China fetes Zimbabwean kids for Day of the African Child

Abel Karowangoro and Tichaona Zindoga
The Embassy of China on Wednesday threw a party for Zimbabwean children from three local schools to mark the Day of the African Child, which falls on June 16.


The Day of the African Child is a United Nations-recognised commemoration in remembrance of the Soweto Uprising in 1976, when black students in apartheid South Africa protested against education injustice and inequality of the white-supremacist regime. The day is celebrated on June 16 every year since 1991 and is an opportunity to reflect on the rights of the African child and the challenges that children in Africa face on a daily basis.


And on Wednesday, the spouse of Chinese Ambassador to Zimbabwe, Mr Zhou Ding, Madame Lyu Renhong entertained learners from Harare’s primary schools, namely Wise Owl, Masaisai and Gateway in an “Open House” event. The schools are public and privately-owned, representing different social backgrounds.


The afternoon began with a tour of the Embassy, with officials explaining various features, facilities and fixtures in the complex, including pictures and cultural artefacts on display. The officials also explained the history of China-Zimbabwe relations.

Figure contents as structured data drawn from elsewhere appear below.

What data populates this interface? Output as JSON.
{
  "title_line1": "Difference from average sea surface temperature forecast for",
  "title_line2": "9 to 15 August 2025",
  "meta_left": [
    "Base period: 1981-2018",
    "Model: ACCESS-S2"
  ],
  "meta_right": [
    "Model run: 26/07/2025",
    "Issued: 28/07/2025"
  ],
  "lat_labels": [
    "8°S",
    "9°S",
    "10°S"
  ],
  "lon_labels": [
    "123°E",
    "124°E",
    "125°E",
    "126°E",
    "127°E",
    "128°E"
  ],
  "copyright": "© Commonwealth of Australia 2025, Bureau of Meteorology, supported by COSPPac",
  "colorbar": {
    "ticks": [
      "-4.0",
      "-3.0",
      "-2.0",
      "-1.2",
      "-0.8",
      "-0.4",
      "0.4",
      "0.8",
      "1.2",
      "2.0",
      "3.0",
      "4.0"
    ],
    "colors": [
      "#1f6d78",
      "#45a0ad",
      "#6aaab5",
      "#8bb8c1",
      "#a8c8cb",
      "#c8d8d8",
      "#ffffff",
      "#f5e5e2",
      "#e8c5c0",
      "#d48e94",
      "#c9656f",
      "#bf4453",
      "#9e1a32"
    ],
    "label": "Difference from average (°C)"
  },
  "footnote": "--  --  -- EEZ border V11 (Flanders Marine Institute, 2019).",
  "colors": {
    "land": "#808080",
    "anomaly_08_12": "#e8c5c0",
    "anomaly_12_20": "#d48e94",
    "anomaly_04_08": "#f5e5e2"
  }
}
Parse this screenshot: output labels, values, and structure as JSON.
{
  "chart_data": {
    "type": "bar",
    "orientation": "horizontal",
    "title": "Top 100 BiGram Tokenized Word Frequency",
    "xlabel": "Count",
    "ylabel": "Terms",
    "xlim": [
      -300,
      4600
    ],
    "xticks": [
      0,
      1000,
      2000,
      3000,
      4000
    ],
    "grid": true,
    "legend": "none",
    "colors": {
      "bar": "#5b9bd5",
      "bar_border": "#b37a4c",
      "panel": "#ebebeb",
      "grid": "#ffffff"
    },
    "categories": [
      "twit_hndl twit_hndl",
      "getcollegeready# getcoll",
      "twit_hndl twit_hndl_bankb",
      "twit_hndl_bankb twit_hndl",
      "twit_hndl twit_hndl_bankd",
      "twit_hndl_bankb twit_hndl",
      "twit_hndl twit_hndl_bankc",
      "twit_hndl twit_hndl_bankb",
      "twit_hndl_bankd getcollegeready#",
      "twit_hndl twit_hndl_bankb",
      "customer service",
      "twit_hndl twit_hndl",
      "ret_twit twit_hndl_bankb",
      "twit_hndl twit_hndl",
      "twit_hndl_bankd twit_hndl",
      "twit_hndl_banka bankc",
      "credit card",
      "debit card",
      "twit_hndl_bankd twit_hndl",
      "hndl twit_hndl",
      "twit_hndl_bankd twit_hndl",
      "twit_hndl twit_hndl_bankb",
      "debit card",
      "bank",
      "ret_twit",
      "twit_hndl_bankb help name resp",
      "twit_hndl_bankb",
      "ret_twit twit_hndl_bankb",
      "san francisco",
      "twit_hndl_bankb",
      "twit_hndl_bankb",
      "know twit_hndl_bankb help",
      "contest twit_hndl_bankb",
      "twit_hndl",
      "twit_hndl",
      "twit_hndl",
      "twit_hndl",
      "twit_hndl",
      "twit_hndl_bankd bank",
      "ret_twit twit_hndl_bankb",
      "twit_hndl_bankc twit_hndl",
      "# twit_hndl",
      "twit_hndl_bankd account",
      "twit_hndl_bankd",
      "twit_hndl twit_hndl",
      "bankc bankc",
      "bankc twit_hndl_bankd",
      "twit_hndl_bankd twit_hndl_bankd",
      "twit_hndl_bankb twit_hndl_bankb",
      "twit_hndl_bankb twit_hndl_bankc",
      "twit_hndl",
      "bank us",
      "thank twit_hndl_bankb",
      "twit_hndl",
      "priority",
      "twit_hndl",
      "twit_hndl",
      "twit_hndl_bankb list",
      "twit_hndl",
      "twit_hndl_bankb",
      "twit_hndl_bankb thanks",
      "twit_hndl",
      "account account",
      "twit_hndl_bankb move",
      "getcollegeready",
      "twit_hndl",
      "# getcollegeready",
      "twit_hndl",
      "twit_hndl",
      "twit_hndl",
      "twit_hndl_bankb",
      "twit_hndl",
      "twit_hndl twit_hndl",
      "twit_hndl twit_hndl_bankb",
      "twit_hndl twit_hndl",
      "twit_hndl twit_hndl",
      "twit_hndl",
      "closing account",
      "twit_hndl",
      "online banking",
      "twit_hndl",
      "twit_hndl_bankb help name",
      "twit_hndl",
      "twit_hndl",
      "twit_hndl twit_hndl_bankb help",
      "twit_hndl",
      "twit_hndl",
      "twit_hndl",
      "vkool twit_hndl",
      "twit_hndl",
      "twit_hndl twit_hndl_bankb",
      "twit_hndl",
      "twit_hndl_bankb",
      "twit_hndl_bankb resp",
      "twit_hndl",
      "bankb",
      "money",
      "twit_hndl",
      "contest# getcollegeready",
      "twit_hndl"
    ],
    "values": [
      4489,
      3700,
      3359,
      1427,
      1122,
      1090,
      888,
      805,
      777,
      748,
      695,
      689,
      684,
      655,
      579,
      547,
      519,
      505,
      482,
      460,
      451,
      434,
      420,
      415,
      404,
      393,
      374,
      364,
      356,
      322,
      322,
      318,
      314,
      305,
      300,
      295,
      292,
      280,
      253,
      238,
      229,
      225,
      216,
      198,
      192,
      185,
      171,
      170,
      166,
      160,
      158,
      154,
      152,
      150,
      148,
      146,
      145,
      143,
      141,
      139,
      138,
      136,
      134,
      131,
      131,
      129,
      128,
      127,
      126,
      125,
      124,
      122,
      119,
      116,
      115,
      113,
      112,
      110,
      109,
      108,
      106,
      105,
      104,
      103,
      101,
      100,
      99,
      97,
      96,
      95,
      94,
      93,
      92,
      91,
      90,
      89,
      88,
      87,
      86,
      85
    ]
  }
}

An official, Mr James Mutero, takes learners on a tour of Chinese Embassy’s special guest room

A cultural exchange session saw performances from the two sides with a group of young diplomats and Chinese children reenacting a mini opera, while the schools exercised language recitations, songs and marimba music. The young Zimbabweans and their teachers also enjoyed Chinese cuisine in a fulfilling day, which offered a glimpse into the future of Zimbabwd-China relations, with a number of children showing excellent enthusiasm to know more about China and its culture.
Addressing the participants, Madame Lyu said: “Your presence here today is a testament to the enduring spirit of friendship and cooperation between China and Zimbabwe.”
“We are delighted to extend our warmest hospitality to each and every one of you,” she said.

She praised the Zimbabwean children’s “enthusiasm, warmth, and talent” and encouraged those learning Chinese to “continue your studies diligently and become proud ambassadors of the China-Zimbabwe friendship.”

She reiterated China’s commitment to supporting Zimbabwean children’s development through various initiatives, saying, “We are committed to supporting Zimbabwean children in every way possible, whether through school construction, educational programs, cultural exchanges, or humanitarian assistance.”

Masaisai Primary School marimba band give guests a number

The event aimed to foster cultural understanding and friendship between China and Zimbabwe, showcasing the embassy’s dedication to the well-being of Zimbabwean children. Gateway Primary School senior teacher Mrs Stella Mutsaka told Review & Mail that the school had been inspired to introduce Chinese language learning via a club, something that is being done by Wise Owl.
“At Gateway we are not currently teaching Chinese Language from this event we are not interested to start having Chinese lessons,” she said. “Our High School has been learning it so it’s not going to be hard for us to adapt.
“We are looking forward to introduce Chinese Language to Gateway Schools,” Mrs Mutsaka said.

Young Chinese diplomats and children perform a cultural activity to entertain guests

An Embassy official, James Mutero, who took the children on tour of the compound, said this was the first time to have schools tour – and the exercise promised to bear fruit in opening the minds of Zimbabwean children to China.


The Embassy has just begun undertaking a series of charitable activities assisting Zimbabwean youths and vulnerable children under an initiative called Hope Harbour and recently made donations to Dzikwa Trust in Dzivarasekwa township in the capital, Harare.